Mikimoto -- the well known jeweler that pioneered the production of cultured pearls -- sells pearls that it says are "the most luminous of all."  Mikimoto also says its pearls have the "highest quality and luster."  And if you're still not convinced, the company explains that it sells "the finest pearls that meet the strictest standards."  Are these statements actually advertising claims that require substantiation?  That was the issue in a recent lawsuit brought in federal court in New York. 

In order to state a claim for false advertising under New York law, the plaintiff must demonstrate that the advertising is "likely to mislead a reasonable consumer acting reasonably under the circumstances."  It's not enough that advertising might "conceivably be misunderstood by some few customers."  Rather, the plaintiff must ultimately show that "a significant portion of the general consuming public or of targeted customers, acting reasonably in the circumstances, could be misled." 

Here, Mikimoto moved to dismiss, arguing that the plaintiff had failed to state a claim because statements in advertising like "the finest," "the most luminous of all," and "the highest quality" are non-actionable puffery.  And the court agreed.  
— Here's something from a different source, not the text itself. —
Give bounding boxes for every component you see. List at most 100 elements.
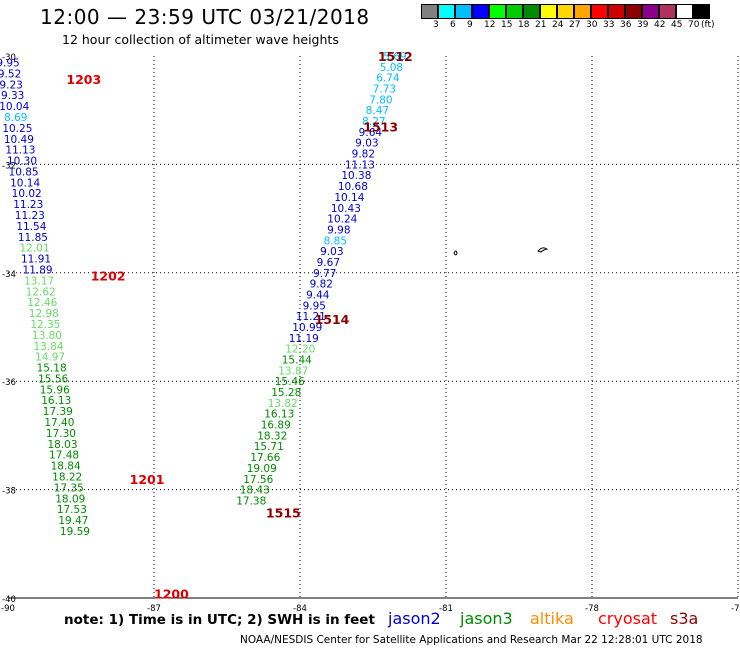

What is puffery, exactly?  The court described puffery as "generalized or exaggerated statements which a reasonable consumer would not interpret as a factual claim upon which [the consumer] could rely."  In other words, statements that are puffery are representations that can't be proven or disproven.  They're generally hyperbolic statements of opinion that consumers aren't going to rely on when making a purchasing decision.  Advertising that something is the "best" or the "finest" is classic puffery. 

Interestingly, the court also held that Mikimoto's claim that it complies with the "strictest standards" was puffery as well, because the company never identified what requirements or standards the company is talking about.  It's a good decision for the advertiser, though I'm not sure another court might not have wanted to learn more about what consumers' reasonable takeaway was here, in light of the specific product attributes being promoted and what standards might be applicable to the pearl industry.  

Lee v. Mikimoto, 2023 WL 2711825 (S.D.N.Y. 2023).